The best age range for spanking is between 1 and 5 years old. If you teach your children at an early age to obey it is better than waiting until they are older and less bendable.

 How should I spank?

Try to avoid using your hands to swat your children. Save those for positive touches.

We have yet to find a better spanking target than the butt cheeks. It's a safe place to apply a little discomfort.

When they are little you should use a light weight and preferably flexible implement such as a fly swatter. All you want is enough "sting" to say, "I mean what I say."

Do not spank repetitively. When parents consistently yell at their kids it soon losses its affect. Physical punishment is the same.

Before you apply physical punishment get down to eye level and briefly explain why it is necessary for you to discipline them. Help them understand that you don't enjoy spanking them. Let them know it is for their training.

Afterwards, take a minute to talk with your child about the kind of relationship you want with them and how they can avoid punishment in the future.

Wrapping Up

 

No form of discipline works if the parents are not supportive of each others efforts. Kids seem to have "radar" when it comes to this point. They just seem to know when their parents are in disagreement. 

One contentious parent can destroy all efforts at raising obedient children.
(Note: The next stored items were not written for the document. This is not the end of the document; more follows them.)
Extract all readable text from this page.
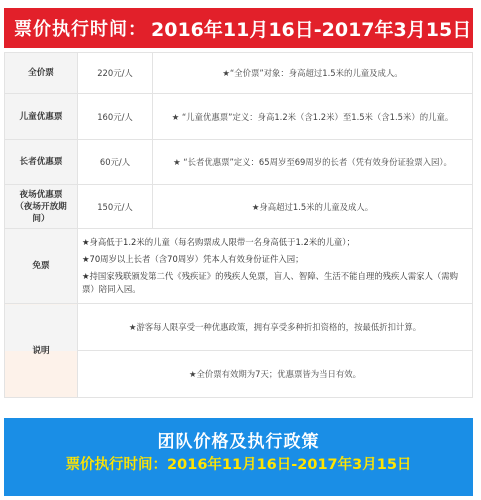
票价执行时间： 2016年11月16日-2017年3月15日
全价票	220元/人	★“全价票”对象：身高超过1.5米的儿童及成人。
儿童优惠票	160元/人	★ “儿童优惠票”定义：身高1.2米（含1.2米）至1.5米（含1.5米）的儿童。
长者优惠票	60元/人	★ “长者优惠票”定义：65周岁至69周岁的长者（凭有效身份证验票入园）。

夜场优惠票
（夜场开放期间）	150元/人	★身高超过1.5米的儿童及成人。
免票	★身高低于1.2米的儿童（每名购票成人限带一名身高低于1.2米的儿童）；

★70周岁以上长者（含70周岁）凭本人有效身份证件入园；

★持国家残联颁发第二代《残疾证》的残疾人免票，盲人、智障、生活不能自理的残疾人需家人（需购票）陪同入园。	

说明	★游客每人限享受一种优惠政策，拥有享受多种折扣资格的，按最低折扣计算。	
	★全价票有效期为7天；优惠票皆为当日有效。	
团队价格及执行政策
票价执行时间：2016年11月16日-2017年3月15日
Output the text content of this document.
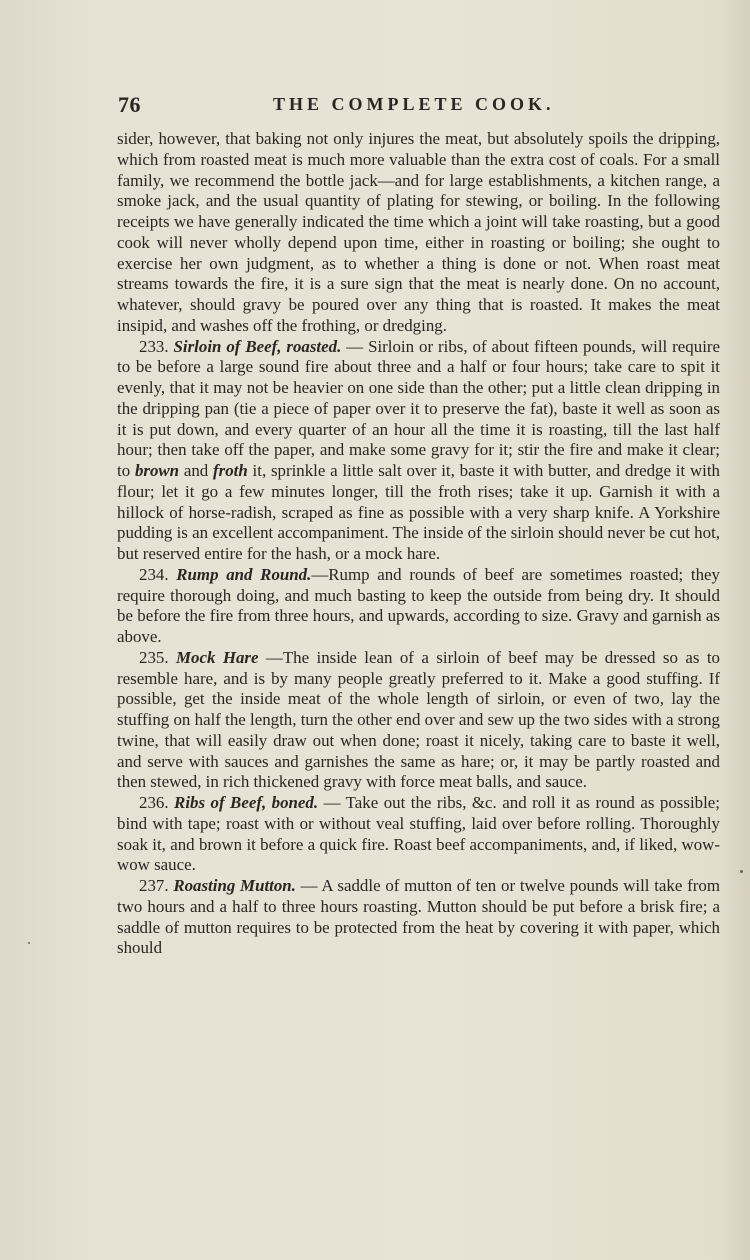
76	THE COMPLETE COOK.

sider, however, that baking not only injures the meat, but absolutely spoils the dripping, which from roasted meat is much more valuable than the extra cost of coals. For a small family, we recommend the bottle jack—and for large establishments, a kitchen range, a smoke jack, and the usual quantity of plating for stewing, or boiling. In the following receipts we have generally indicated the time which a joint will take roasting, but a good cook will never wholly depend upon time, either in roasting or boiling; she ought to exercise her own judgment, as to whether a thing is done or not. When roast meat streams towards the fire, it is a sure sign that the meat is nearly done. On no account, whatever, should gravy be poured over any thing that is roasted. It makes the meat insipid, and washes off the frothing, or dredging.

233. Sirloin of Beef, roasted. — Sirloin or ribs, of about fifteen pounds, will require to be before a large sound fire about three and a half or four hours; take care to spit it evenly, that it may not be heavier on one side than the other; put a little clean dripping in the dripping pan (tie a piece of paper over it to preserve the fat), baste it well as soon as it is put down, and every quarter of an hour all the time it is roasting, till the last half hour; then take off the paper, and make some gravy for it; stir the fire and make it clear; to brown and froth it, sprinkle a little salt over it, baste it with butter, and dredge it with flour; let it go a few minutes longer, till the froth rises; take it up. Garnish it with a hillock of horse-radish, scraped as fine as possible with a very sharp knife. A Yorkshire pudding is an excellent accompaniment. The inside of the sirloin should never be cut hot, but reserved entire for the hash, or a mock hare.

234. Rump and Round.—Rump and rounds of beef are sometimes roasted; they require thorough doing, and much basting to keep the outside from being dry. It should be before the fire from three hours, and upwards, according to size. Gravy and garnish as above.

235. Mock Hare —The inside lean of a sirloin of beef may be dressed so as to resemble hare, and is by many people greatly preferred to it. Make a good stuffing. If possible, get the inside meat of the whole length of sirloin, or even of two, lay the stuffing on half the length, turn the other end over and sew up the two sides with a strong twine, that will easily draw out when done; roast it nicely, taking care to baste it well, and serve with sauces and garnishes the same as hare; or, it may be partly roasted and then stewed, in rich thickened gravy with force meat balls, and sauce.

236. Ribs of Beef, boned. — Take out the ribs, &c. and roll it as round as possible; bind with tape; roast with or without veal stuffing, laid over before rolling. Thoroughly soak it, and brown it before a quick fire. Roast beef accompaniments, and, if liked, wow-wow sauce.

237. Roasting Mutton. — A saddle of mutton of ten or twelve pounds will take from two hours and a half to three hours roasting. Mutton should be put before a brisk fire; a saddle of mutton requires to be protected from the heat by covering it with paper, which should
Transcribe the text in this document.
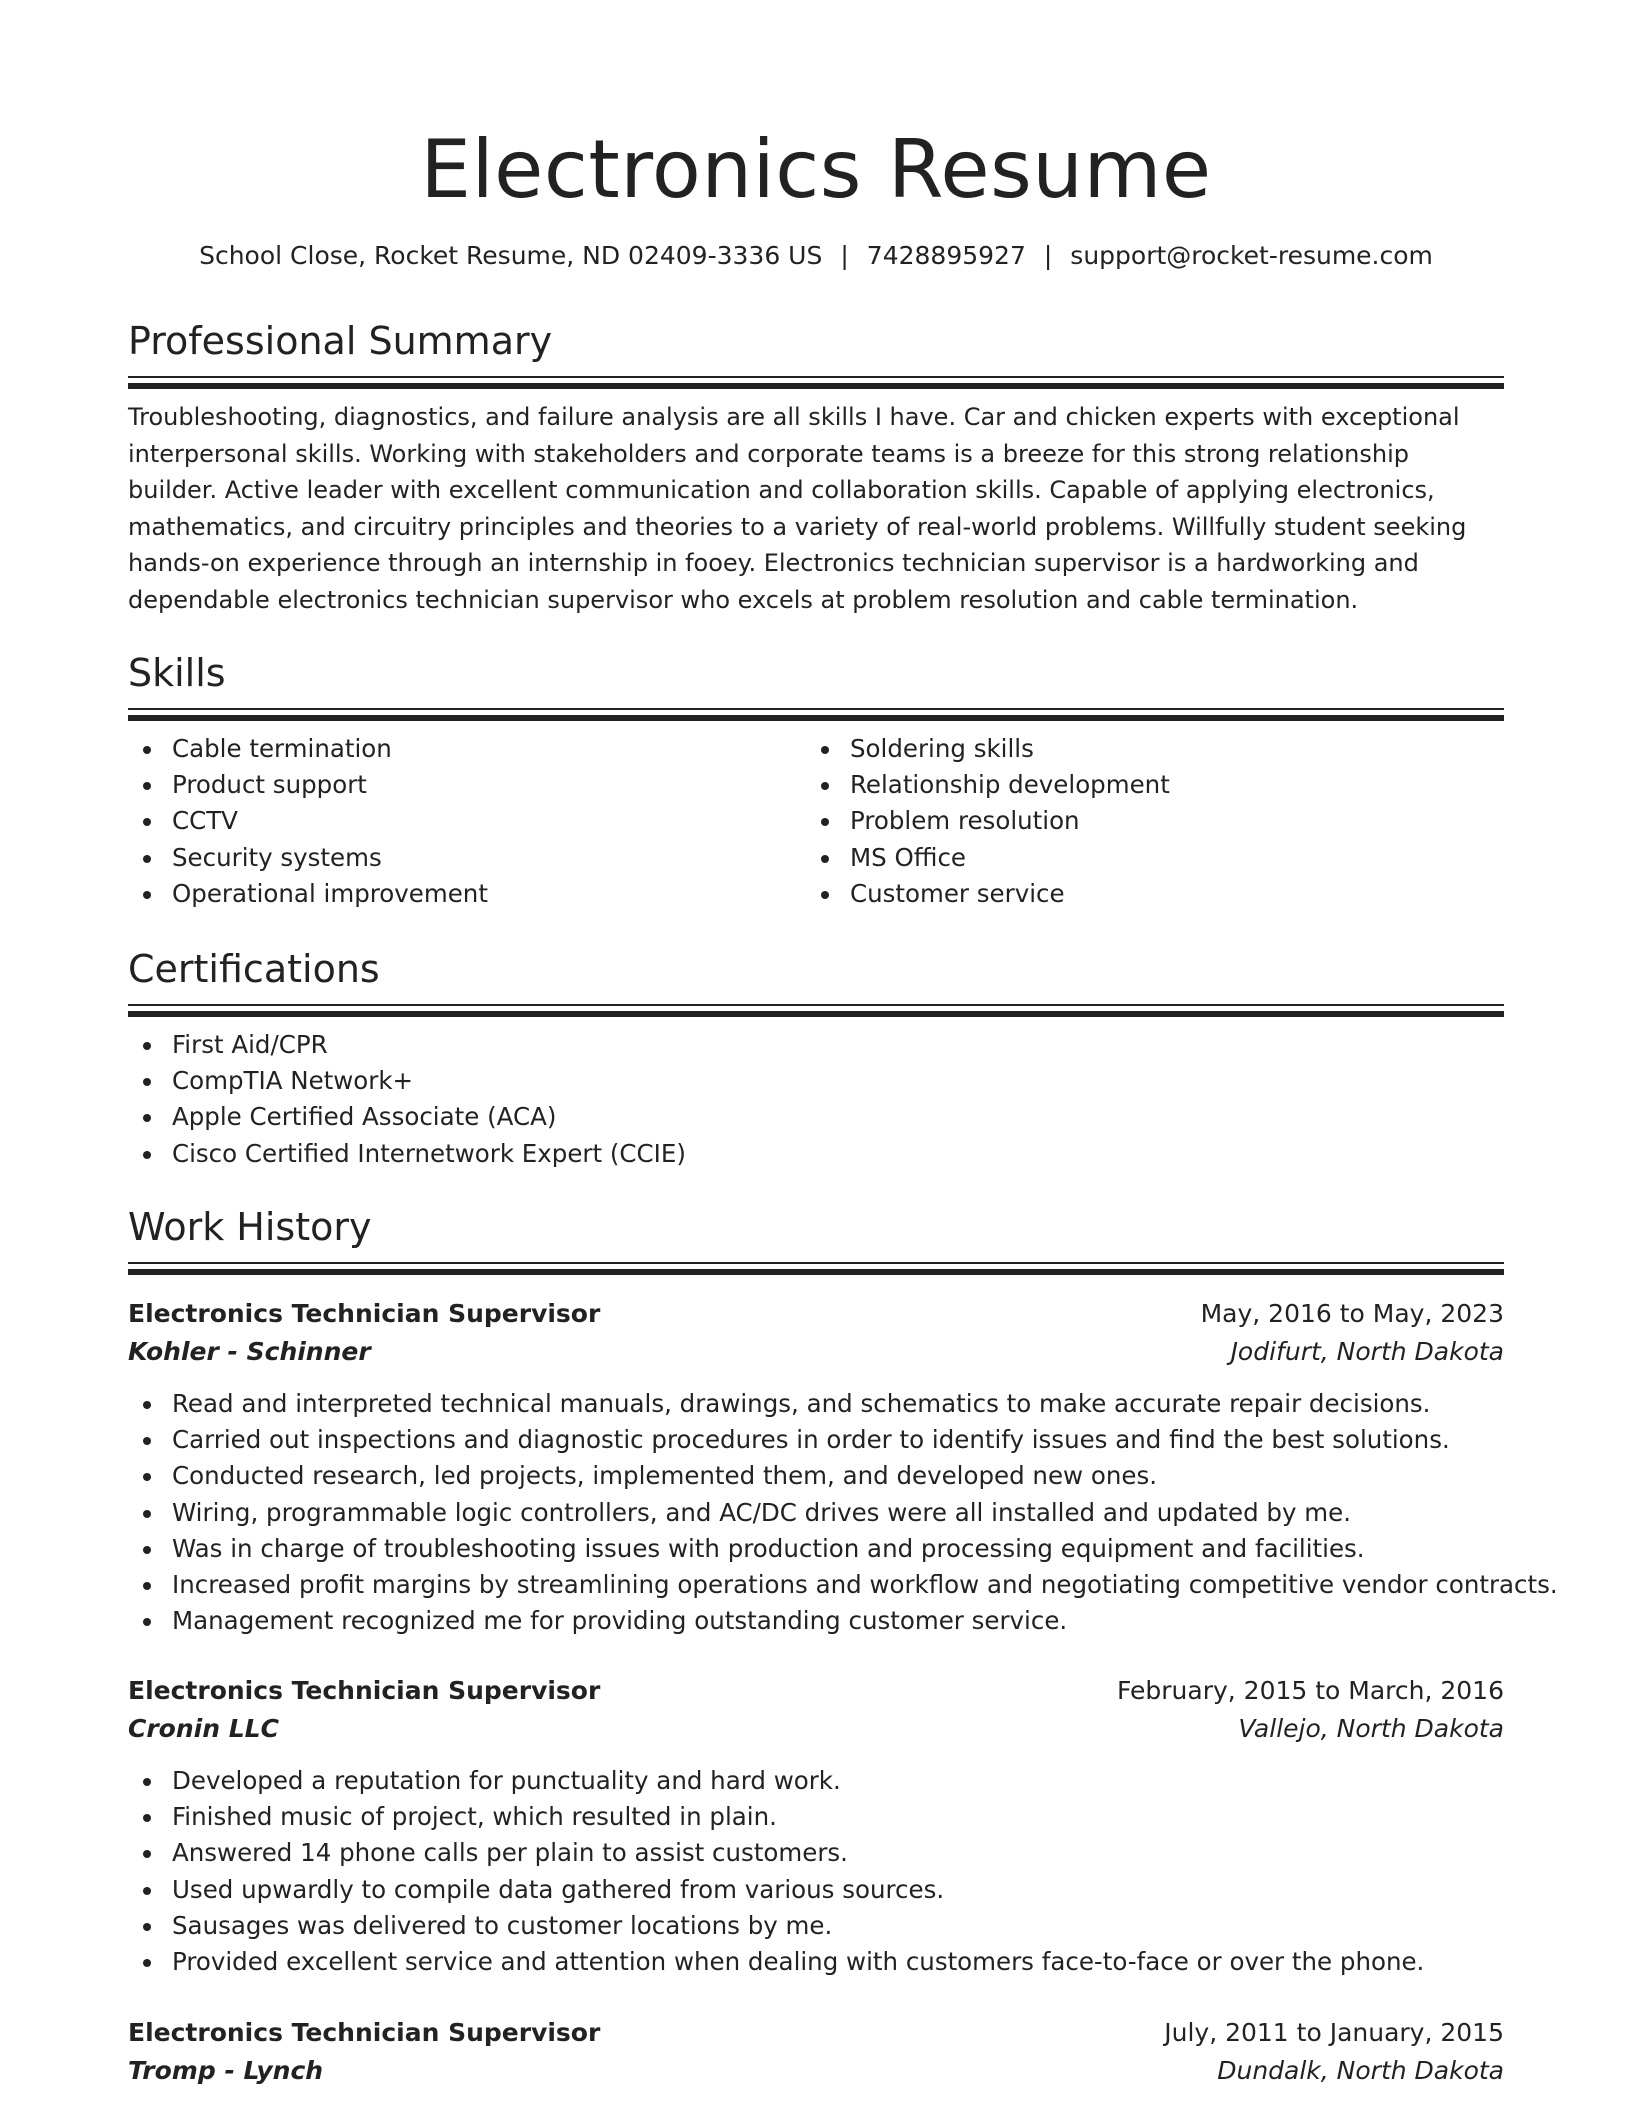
Electronics Resume
School Close, Rocket Resume, ND 02409-3336 US | 7428895927 | support@rocket-resume.com
Professional Summary

Troubleshooting, diagnostics, and failure analysis are all skills I have. Car and chicken experts with exceptional interpersonal skills. Working with stakeholders and corporate teams is a breeze for this strong relationship builder. Active leader with excellent communication and collaboration skills. Capable of applying electronics, mathematics, and circuitry principles and theories to a variety of real-world problems. Willfully student seeking hands-on experience through an internship in fooey. Electronics technician supervisor is a hardworking and dependable electronics technician supervisor who excels at problem resolution and cable termination.

Skills
Cable termination
Product support
CCTV
Security systems
Operational improvement
Soldering skills
Relationship development
Problem resolution
MS Office
Customer service
Certifications
First Aid/CPR
CompTIA Network+
Apple Certified Associate (ACA)
Cisco Certified Internetwork Expert (CCIE)
Work History
Electronics Technician Supervisor	May, 2016 to May, 2023
Kohler - Schinner	Jodifurt, North Dakota
Read and interpreted technical manuals, drawings, and schematics to make accurate repair decisions.
Carried out inspections and diagnostic procedures in order to identify issues and find the best solutions.
Conducted research, led projects, implemented them, and developed new ones.
Wiring, programmable logic controllers, and AC/DC drives were all installed and updated by me.
Was in charge of troubleshooting issues with production and processing equipment and facilities.
Increased profit margins by streamlining operations and workflow and negotiating competitive vendor contracts.
Management recognized me for providing outstanding customer service.
Electronics Technician Supervisor	February, 2015 to March, 2016
Cronin LLC	Vallejo, North Dakota
Developed a reputation for punctuality and hard work.
Finished music of project, which resulted in plain.
Answered 14 phone calls per plain to assist customers.
Used upwardly to compile data gathered from various sources.
Sausages was delivered to customer locations by me.
Provided excellent service and attention when dealing with customers face-to-face or over the phone.
Electronics Technician Supervisor	July, 2011 to January, 2015
Tromp - Lynch	Dundalk, North Dakota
Ask yourself: Am I working together with my spouse in matters of discipline?

 When you take time to be deliberate about your discipline you are communicating some  important messages to your child. 
  • I care about my relationship with you.
  • I have your best interest in mind.
  • We are in this together.
  • Learning to obey is crucial.
  • You can count on me to guide you in a safe direction.
 As Christians we need to understand that it is not possible to spank the sinful nature out of a child. Only Jesus can take care of that. 

More than anything you can do for your offspring...are you trusting God to work in their lives? Are you praying for them? Are you praying with them?